Graph modeling collaboration in a social network

In mathematics and social science, a collaboration graph is a graph modeling some social network where the vertices represent participants of that network (usually individual people) and where two distinct participants are joined by an edge whenever there is a collaborative relationship between them of a particular kind. Collaboration graphs are used to measure the closeness of collaborative relationships between the participants of the network.

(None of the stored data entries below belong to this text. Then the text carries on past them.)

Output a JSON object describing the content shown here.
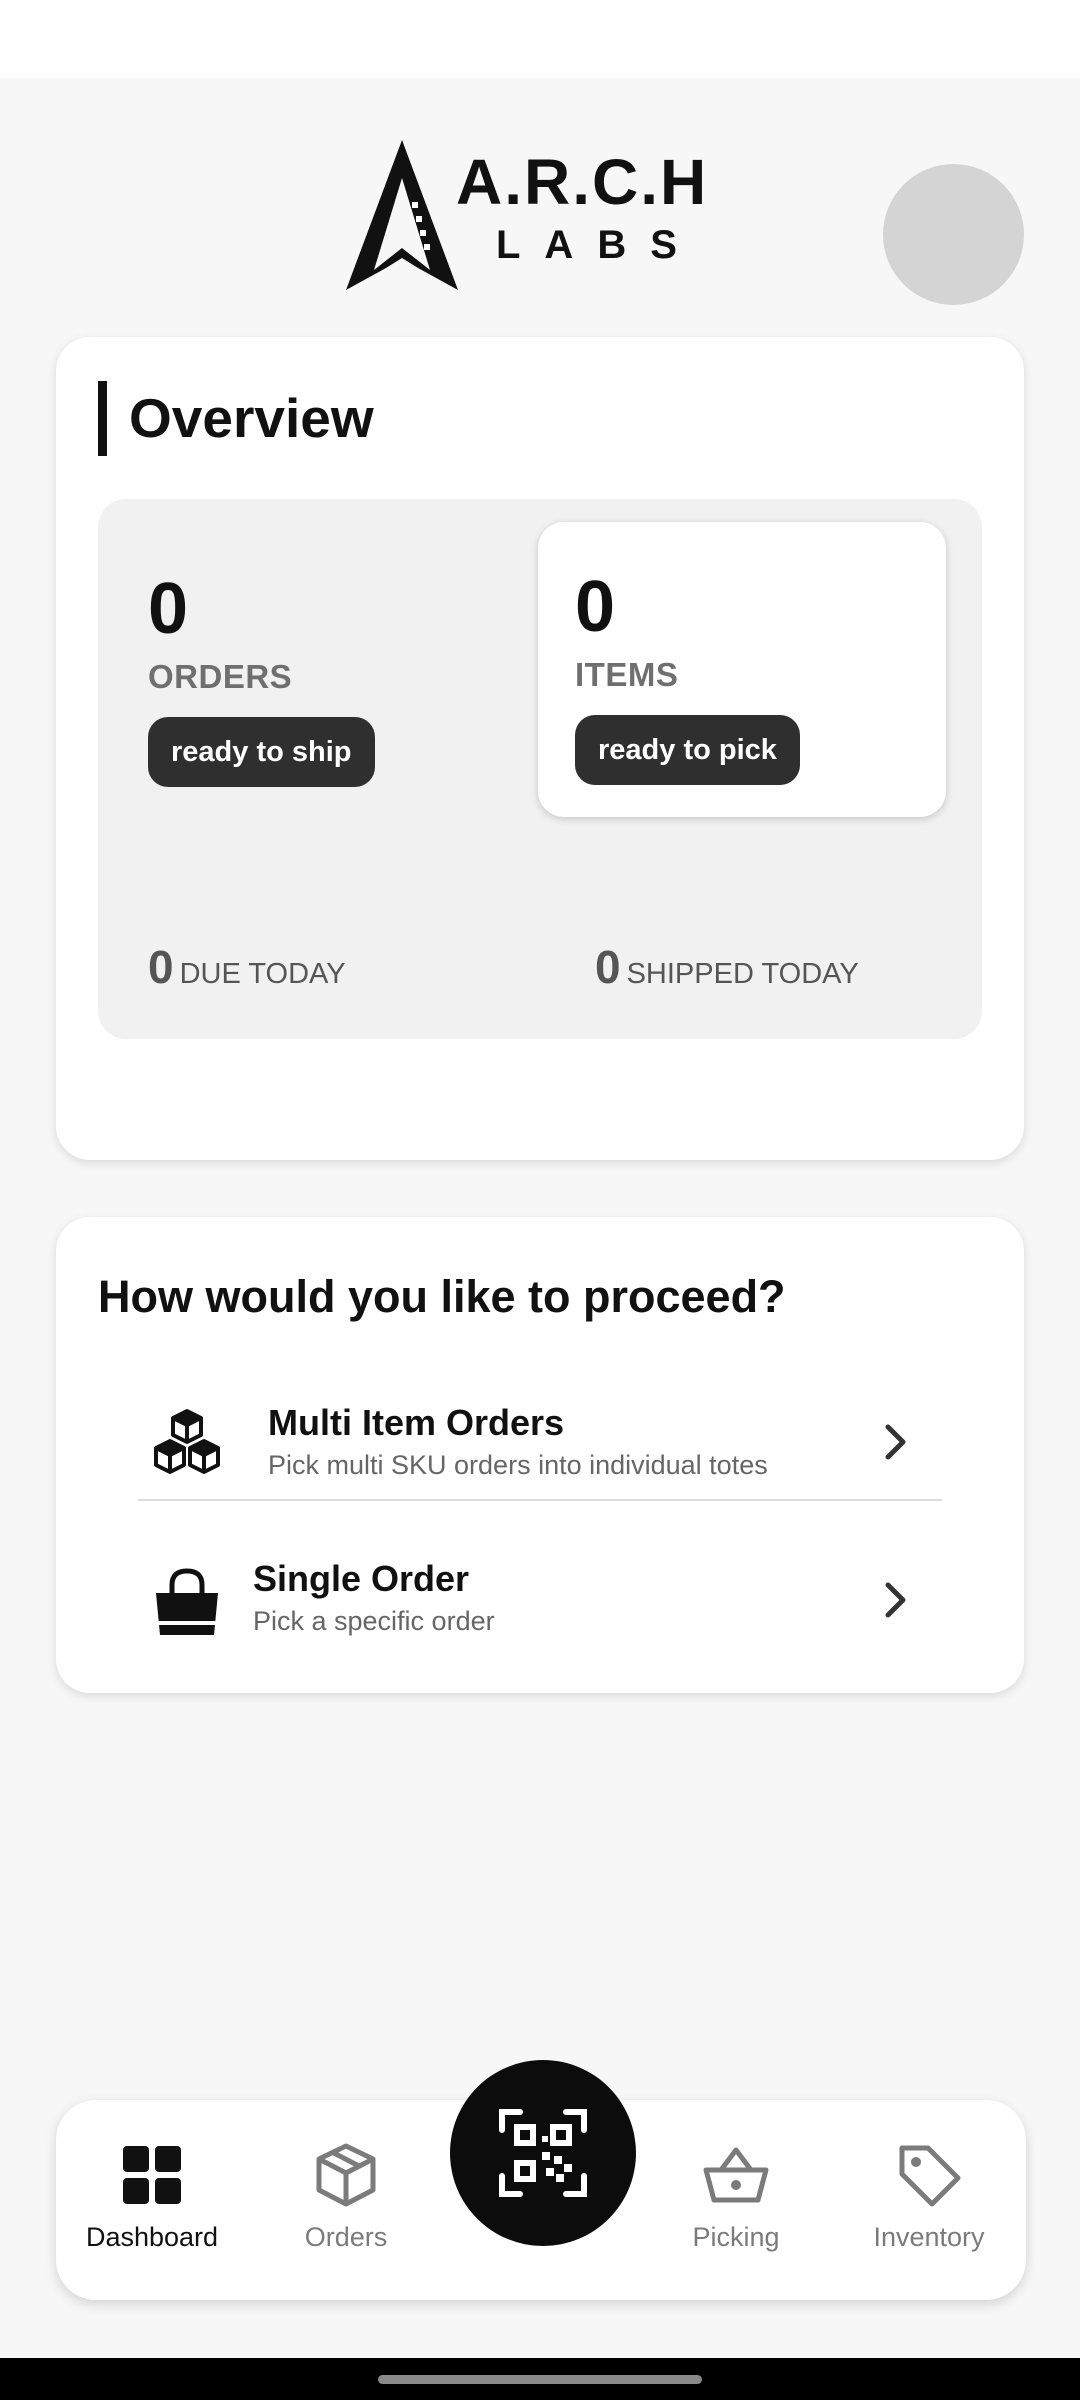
{
  "brand": {
    "name_line1": "A.R.C.H",
    "name_line2": "LABS"
  },
  "overview": {
    "title": "Overview",
    "orders": {
      "count": "0",
      "label": "ORDERS",
      "badge": "ready to ship"
    },
    "items": {
      "count": "0",
      "label": "ITEMS",
      "badge": "ready to pick"
    },
    "due_today": {
      "count": "0",
      "label": "DUE TODAY"
    },
    "shipped_today": {
      "count": "0",
      "label": "SHIPPED TODAY"
    }
  },
  "proceed": {
    "title": "How would you like to proceed?",
    "options": [
      {
        "title": "Multi Item Orders",
        "subtitle": "Pick multi SKU orders into individual totes",
        "icon": "cubes-icon"
      },
      {
        "title": "Single Order",
        "subtitle": "Pick a specific order",
        "icon": "shopping-bag-icon"
      }
    ]
  },
  "nav": {
    "items": [
      {
        "label": "Dashboard",
        "icon": "grid-icon",
        "active": true
      },
      {
        "label": "Orders",
        "icon": "box-icon",
        "active": false
      },
      {
        "label": "Picking",
        "icon": "basket-icon",
        "active": false
      },
      {
        "label": "Inventory",
        "icon": "tag-icon",
        "active": false
      }
    ],
    "fab_icon": "qr-scan-icon"
  },
  "colors": {
    "background": "#f7f7f7",
    "card": "#ffffff",
    "accent_dark": "#2f2f2f",
    "avatar": "#d4d4d4"
  }
}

==Types considered in the literature==
The most well-studied collaboration graphs include:
- Collaboration graph of mathematicians also known as the Erdős collaboration graph, where two mathematicians are joined by an edge whenever they co-authored a paper together (with possibly other co-authors present).
- Collaboration graph of movie actors, also known as the Hollywood graph or co-stardom network, where two movie actors are joined by an edge whenever they appeared in a movie together.
- Collaborations graphs in other social networks, such as sports, including the "NBA graph" whose vertices are players where two players are joined by an edge if they have ever played together on the same team.
- Co-authorship graphs in published articles, where individual nodes may be assigned either at the level of the author, institution, or country. These types of graphs are useful in establishing and evaluating research networks.

==Features==
By construction, the collaboration graph is a simple graph, since it has no loop-edges and no multiple edges.
The collaboration graph need not be connected. Thus each person who never co-authored a joint paper represents an isolated vertex in the collaboration graph of mathematicians.

Both the collaboration graph of mathematicians and movie actors were shown to have "small world topology": they have a very large number of vertices, most of small degree, that are highly clustered, and a "giant" connected component with small average distances between vertices.

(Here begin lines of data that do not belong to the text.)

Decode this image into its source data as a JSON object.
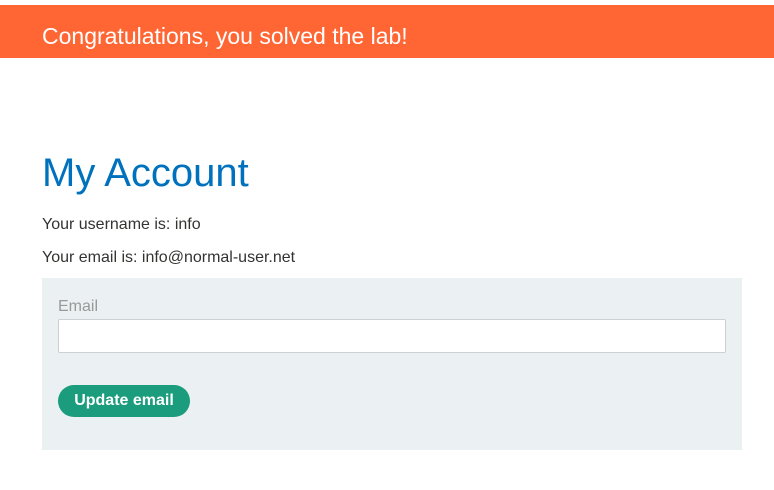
{
  "banner": {
    "message": "Congratulations, you solved the lab!",
    "color": "#ff6633"
  },
  "account": {
    "title": "My Account",
    "username_text": "Your username is: info",
    "email_text": "Your email is: info@normal-user.net"
  },
  "form": {
    "email_label": "Email",
    "email_value": "",
    "email_placeholder": "",
    "submit_label": "Update email",
    "button_color": "#1a9c7d",
    "panel_color": "#ebf0f2"
  },
  "colors": {
    "title": "#0071bc",
    "text": "#333332"
  }
}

==Collaboration distance==
The distance between two people/nodes in a collaboration graph is called the collaboration distance. Thus the collaboration distance between two distinct nodes is equal to the smallest number of edges in an edge-path connecting them. If no path connecting two nodes in a collaboration graph exists, the collaboration distance between them is said to be infinite.

The collaboration distance may be used, for instance, for evaluating the citations of an author, a group of authors or a journal.

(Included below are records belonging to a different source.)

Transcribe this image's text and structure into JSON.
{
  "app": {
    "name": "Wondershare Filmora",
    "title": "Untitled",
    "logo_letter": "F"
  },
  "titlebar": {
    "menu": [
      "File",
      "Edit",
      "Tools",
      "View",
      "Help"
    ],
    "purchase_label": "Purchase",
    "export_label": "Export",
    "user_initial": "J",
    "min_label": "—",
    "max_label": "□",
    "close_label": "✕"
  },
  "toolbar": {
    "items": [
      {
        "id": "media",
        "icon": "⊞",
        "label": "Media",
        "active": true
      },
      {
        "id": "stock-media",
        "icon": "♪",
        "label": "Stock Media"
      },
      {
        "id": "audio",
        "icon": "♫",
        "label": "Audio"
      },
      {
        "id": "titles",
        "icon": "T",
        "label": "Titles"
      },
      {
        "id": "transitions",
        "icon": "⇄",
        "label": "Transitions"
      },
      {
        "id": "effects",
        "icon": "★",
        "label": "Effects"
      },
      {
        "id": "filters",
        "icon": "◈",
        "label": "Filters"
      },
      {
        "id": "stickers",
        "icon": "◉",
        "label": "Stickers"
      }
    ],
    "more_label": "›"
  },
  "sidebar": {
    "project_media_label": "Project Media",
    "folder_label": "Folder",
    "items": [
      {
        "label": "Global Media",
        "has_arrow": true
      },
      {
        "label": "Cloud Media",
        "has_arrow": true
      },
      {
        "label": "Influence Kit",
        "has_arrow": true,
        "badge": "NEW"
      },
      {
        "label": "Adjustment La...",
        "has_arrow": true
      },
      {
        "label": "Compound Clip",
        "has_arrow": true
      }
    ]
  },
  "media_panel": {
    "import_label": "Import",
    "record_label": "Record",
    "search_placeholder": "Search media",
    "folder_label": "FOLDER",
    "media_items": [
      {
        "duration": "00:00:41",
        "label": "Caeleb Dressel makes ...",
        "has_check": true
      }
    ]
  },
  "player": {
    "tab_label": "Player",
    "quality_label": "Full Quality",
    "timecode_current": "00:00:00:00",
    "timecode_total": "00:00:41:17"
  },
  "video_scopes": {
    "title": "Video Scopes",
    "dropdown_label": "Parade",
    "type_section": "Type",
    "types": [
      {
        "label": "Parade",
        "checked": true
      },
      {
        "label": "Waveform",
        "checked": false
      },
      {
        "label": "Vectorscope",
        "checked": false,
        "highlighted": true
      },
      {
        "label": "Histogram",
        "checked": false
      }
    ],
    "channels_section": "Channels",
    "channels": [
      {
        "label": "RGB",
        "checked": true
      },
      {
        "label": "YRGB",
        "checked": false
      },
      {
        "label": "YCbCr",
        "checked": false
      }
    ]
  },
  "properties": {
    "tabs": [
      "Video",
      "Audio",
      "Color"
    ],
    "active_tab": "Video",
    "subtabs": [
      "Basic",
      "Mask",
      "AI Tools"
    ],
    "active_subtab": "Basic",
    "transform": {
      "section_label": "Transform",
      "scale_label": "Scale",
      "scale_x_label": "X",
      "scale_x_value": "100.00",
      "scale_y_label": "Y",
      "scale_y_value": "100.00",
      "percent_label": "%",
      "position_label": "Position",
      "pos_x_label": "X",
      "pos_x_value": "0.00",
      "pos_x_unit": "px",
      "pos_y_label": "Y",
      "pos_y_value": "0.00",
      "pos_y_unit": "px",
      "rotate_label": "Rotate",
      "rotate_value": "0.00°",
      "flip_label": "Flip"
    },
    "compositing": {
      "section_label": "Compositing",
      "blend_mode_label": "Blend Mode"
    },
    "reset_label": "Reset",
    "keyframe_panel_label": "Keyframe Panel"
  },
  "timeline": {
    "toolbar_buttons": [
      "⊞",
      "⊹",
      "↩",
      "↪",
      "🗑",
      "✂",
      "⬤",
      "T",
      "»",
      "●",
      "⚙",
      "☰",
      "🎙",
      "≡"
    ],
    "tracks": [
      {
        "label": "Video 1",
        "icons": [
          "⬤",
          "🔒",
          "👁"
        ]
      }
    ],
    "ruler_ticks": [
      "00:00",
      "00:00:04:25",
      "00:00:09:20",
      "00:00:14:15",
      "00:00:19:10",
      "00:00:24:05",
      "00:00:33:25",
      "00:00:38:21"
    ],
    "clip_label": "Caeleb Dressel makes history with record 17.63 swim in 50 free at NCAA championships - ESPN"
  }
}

In the collaboration graph of mathematicians, the collaboration distance from a particular person to Paul Erdős is called the Erdős number of that person. MathSciNet has a free online tool for computing the collaboration distance between any two mathematicians as well as the Erdős number of a mathematician. This tool also shows the actual chain of co-authors that realizes the collaboration distance.

For the Hollywood graph, an analog of the Erdős number, called the Bacon number, has also been considered, which measures the collaboration distance to Kevin Bacon.

==Generalizations==
Some generalizations of the collaboration graph of mathematicians have also been considered. There is a hypergraph version, where individual mathematicians are vertices and where a group of mathematicians (not necessarily just two) constitutes a hyperedge if there is a paper of which they were all co-authors.

A multigraph version of a collaboration graph has also been considered where two mathematicians are joined by $k$ edges if they co-authored exactly $k$ papers together. Another variation is a weighted collaboration graph where with rational weights where two mathematicians are joined by an edge with weight $\tfrac{1}{k}$ whenever they co-authored exactly $k$ papers together. This model naturally leads to the notion of a "rational Erdős number".